Because of “Susan’s inspiration, ideas, connections, and energy,” wrote Irene in an email, plans are in the works for a development that could house 12 local families including teachers and firefighters; the new road required for the development will be named “Susan’s Way,” to honor her role in making the project possible.
In all her commitments, public and private, her priorities were the people she loved, especially her children and grandchildren. “When each of my kids was born,” Irene said, “my mom came for a month to take care of me and my babies. She cooked, did laundry, snuggled babies, and let me sleep.”
Even after her cancer diagnosis, when she needed monthly injections, “she flew home for one day to get her shot and then flew back the same day to keep taking care of us,” Irene said. “She would always answer the phone; she was always available.”
Susan was also always optimistic, seeing the good in everyone she loved and helping them see it in themselves, too. In an email to Irene, Kristin Baldridge wrote: “I met your mom numerous times over the years, and each time she was like a delicious, somewhat naughty breath of fresh air.”
That complexity of character appeared in son Sam’s eulogy. “Susan’s unique gift was to give,” he said, “not sacrificial, but generative.

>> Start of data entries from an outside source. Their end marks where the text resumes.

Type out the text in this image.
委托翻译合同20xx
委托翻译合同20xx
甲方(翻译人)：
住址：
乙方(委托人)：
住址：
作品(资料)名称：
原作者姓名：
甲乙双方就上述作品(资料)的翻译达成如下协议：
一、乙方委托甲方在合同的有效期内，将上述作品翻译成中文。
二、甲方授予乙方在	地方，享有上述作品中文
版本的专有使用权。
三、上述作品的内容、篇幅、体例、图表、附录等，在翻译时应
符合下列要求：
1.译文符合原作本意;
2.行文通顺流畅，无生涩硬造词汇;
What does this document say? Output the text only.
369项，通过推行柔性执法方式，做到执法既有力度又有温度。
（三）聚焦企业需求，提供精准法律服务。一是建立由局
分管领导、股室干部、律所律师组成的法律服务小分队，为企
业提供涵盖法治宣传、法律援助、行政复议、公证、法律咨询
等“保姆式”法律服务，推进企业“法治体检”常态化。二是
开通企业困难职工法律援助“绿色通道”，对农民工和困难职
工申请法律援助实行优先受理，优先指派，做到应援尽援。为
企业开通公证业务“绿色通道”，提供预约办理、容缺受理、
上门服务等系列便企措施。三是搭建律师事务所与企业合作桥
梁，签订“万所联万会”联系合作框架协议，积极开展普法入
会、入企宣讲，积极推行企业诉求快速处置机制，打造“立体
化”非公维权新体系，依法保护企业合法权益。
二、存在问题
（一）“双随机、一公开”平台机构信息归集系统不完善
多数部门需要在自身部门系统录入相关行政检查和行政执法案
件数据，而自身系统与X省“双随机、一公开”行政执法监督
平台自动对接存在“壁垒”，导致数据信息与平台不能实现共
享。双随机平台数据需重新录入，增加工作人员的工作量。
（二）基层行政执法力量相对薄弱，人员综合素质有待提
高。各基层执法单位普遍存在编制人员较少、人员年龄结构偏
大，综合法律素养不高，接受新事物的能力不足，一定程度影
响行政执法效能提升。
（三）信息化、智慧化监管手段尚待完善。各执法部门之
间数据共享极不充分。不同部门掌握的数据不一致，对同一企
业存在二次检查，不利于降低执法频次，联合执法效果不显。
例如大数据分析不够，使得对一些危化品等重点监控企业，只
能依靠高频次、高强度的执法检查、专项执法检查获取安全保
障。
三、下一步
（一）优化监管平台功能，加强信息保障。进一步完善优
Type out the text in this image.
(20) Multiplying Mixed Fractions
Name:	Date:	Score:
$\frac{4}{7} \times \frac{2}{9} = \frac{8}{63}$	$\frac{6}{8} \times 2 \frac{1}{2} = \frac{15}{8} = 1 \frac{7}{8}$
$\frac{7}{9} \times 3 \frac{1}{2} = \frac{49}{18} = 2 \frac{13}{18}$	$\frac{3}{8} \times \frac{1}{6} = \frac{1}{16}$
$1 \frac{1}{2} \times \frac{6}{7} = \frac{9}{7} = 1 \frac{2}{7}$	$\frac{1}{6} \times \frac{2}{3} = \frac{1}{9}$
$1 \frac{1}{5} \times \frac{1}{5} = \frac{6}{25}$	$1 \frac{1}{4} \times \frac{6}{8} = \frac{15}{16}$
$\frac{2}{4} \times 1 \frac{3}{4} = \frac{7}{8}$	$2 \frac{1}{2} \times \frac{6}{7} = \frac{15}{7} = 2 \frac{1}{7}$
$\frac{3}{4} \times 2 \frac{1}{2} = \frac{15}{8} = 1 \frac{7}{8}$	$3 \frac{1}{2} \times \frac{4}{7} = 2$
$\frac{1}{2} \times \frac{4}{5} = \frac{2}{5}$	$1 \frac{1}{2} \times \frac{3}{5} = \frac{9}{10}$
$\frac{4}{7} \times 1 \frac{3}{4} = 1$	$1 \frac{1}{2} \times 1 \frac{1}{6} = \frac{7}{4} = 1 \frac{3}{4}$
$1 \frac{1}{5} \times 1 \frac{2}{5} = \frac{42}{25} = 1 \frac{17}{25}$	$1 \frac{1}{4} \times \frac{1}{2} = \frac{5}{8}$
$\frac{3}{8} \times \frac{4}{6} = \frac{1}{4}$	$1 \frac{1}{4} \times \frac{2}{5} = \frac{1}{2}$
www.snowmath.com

She was truly present.” She had “an incipient bent for adventure,” he added, which she expressed by helping Sam dig trenches for the electric lines to power the house he was building in Washington State.
She also decided in 2020 to join Ron in his Cessna 172, flying with him for the next three years.
Susan is survived by her husband, Ronald Janis of New York City and Wellfleet, son Samuel and wife Liza of Bellingham, Wash., daughter Irene and husband Christopher of Durham, N.C., brother Michael Spear of Wynnewood, Pa., sister Peggy Spear of Swarthmore, Pa., and grandchildren Lilla, Edith, Blaise, and Ocean, who were the lights of her life.
A memorial and celebration of life will take place at 3 p.m. on Sunday, Sept. 29 at Wellfleet Preservation Hall.
In lieu of flowers, contributions in Susan’s honor can be made to Habitat for Humanity of Cape Cod or Wellfleet Preservation Hall.